Sementara itu, Polytron, merek lokal yang baru terjun ke pasar mobil listrik, menunjukkan pertumbuhan yang cukup menggembirakan, dari 12 unit menjadi 29 unit dalam sebulan.
Mobil listrik Polytron G3 dan G3+, dengan harga mulai Rp299 juta, berhasil menarik perhatian pembeli yang mencari EV murah dengan merek yang sudah akrab di telinga masyarakat Indonesia.
Langkah Polytron ini bisa jadi awal kebangkitan merek lokal di dunia kendaraan listrik, meski jalan yang harus mereka tempuh masih panjang.
Volvo, Dari Ikon Keamanan Jadi Korban Tren
Volvo Cars mencatat penjualan 10 unit pada September 2025, turun dari 16 unit bulan sebelumnya. Merek yang dulu dikenal karena reputasi "paling aman di dunia" ini tampaknya kesulitan menemukan tempat di hati konsumen modern Indonesia.
Masalahnya bukan pada kualitas. Volvo masih unggul dalam fitur keselamatan dan kenyamanan. Namun citranya kini terlalu "kalem" di tengah pasar SUV yang makin agresif. Konsumen Indonesia lebih suka tampilan gagah dan fitur canggih, sementara Volvo tetap berpegang pada kesan elegan yang understated.
Ironisnya, ketika keamanan dan efisiensi energi justru menjadi isu penting, merek yang paling peduli pada hal itu malah tersingkir dari radar konsumen.
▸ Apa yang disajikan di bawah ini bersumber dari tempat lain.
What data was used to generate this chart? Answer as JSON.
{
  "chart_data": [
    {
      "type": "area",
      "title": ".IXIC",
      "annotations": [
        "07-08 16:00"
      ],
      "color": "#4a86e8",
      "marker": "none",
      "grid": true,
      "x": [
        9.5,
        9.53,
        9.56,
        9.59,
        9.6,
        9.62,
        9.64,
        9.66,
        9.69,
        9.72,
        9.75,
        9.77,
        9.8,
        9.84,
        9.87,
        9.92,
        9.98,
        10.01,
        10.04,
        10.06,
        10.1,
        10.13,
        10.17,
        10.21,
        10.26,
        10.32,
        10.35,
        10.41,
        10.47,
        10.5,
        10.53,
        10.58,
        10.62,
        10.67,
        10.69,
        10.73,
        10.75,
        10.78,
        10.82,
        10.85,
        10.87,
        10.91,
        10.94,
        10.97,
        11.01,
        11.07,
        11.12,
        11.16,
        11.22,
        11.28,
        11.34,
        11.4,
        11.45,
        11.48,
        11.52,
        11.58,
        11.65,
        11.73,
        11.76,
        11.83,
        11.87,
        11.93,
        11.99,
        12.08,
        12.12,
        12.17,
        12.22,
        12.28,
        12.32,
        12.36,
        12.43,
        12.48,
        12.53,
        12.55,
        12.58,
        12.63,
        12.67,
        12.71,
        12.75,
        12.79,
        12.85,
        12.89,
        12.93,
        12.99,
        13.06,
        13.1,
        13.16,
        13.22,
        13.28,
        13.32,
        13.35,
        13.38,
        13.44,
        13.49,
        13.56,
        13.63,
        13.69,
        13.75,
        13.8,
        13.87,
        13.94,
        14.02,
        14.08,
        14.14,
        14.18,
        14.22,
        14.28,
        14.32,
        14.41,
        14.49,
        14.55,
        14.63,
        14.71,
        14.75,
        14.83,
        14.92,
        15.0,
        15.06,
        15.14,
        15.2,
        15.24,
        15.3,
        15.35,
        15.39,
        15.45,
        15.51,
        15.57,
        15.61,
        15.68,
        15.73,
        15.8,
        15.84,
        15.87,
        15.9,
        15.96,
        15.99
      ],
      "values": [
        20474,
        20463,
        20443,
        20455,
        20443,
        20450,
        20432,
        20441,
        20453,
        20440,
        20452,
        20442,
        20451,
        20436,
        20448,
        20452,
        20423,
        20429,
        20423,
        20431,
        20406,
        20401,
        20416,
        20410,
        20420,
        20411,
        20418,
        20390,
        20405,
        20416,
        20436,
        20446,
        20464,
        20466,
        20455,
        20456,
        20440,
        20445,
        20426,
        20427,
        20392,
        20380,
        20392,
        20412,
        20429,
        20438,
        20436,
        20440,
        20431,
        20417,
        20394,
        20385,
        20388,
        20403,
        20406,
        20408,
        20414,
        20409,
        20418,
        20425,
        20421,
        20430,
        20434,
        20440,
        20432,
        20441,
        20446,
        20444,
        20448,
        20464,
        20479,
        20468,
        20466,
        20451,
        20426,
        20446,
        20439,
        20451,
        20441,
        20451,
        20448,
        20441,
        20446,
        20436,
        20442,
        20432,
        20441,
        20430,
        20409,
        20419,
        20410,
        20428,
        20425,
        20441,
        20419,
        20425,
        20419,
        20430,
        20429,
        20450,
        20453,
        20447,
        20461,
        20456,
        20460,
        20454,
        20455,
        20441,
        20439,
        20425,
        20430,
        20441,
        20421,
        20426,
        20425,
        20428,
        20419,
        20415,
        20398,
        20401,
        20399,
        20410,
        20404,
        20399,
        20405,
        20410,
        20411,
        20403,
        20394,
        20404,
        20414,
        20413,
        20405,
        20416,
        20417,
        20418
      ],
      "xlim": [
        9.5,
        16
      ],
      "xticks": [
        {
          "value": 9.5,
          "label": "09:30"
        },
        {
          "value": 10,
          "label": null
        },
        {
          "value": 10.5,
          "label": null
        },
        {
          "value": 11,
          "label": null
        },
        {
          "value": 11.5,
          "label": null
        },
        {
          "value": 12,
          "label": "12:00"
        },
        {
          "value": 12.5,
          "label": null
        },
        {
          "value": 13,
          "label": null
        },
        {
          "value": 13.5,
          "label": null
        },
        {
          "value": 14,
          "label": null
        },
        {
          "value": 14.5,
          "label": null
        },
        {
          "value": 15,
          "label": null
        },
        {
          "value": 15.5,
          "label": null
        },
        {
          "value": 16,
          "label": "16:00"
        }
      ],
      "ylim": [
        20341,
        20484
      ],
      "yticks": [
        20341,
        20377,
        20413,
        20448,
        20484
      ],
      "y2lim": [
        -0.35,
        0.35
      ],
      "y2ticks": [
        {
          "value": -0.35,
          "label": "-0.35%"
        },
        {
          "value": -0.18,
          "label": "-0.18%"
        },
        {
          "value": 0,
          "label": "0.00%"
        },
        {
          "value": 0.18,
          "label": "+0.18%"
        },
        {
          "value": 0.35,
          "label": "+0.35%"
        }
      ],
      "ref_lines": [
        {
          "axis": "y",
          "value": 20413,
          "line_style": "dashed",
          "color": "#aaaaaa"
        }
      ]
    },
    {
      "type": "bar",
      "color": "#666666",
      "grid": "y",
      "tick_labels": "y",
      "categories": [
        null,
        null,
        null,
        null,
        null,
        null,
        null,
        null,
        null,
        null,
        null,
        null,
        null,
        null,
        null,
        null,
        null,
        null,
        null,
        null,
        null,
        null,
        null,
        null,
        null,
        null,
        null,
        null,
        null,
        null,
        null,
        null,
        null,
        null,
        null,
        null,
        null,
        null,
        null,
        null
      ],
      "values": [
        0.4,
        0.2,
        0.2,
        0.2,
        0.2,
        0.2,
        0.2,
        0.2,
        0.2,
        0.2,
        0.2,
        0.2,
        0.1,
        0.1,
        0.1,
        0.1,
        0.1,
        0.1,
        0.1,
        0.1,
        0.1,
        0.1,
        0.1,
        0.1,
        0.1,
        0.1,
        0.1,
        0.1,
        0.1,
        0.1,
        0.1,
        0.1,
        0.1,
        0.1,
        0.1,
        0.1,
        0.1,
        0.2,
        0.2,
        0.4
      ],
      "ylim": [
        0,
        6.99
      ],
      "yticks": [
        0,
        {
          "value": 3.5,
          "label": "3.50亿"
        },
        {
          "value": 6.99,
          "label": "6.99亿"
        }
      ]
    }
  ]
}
Volkswagen dan Mini, Mewah, Tapi Tak Lagi Relevan
Merek asal Eropa lainnya, Volkswagen dan Mini, juga mengalami nasib serupa.
Volkswagen hanya berhasil menjual 24 unit (turun dari 35 unit), sementara Mini menjual 47 unit, jauh lebih sedikit dari 69 unit pada bulan sebelumnya.
Keduanya menghadapi masalah yang mirip, harga tinggi, aftersales terbatas, dan model yang tidak mengikuti selera lokal.
Volkswagen misalnya, dikenal dengan desain klasik dan performa mantap, tapi jaringan diler dan bengkel resminya masih terbatas di Indonesia. Mini, di sisi lain, memang punya penggemar setia, tapi sulit menarik pembeli baru karena harganya mendekati SUV premium dari Jepang yang lebih besar dan praktis.
Konsumen kini ingin mobil yang "value for money", bukan sekadar bergengsi di jalan.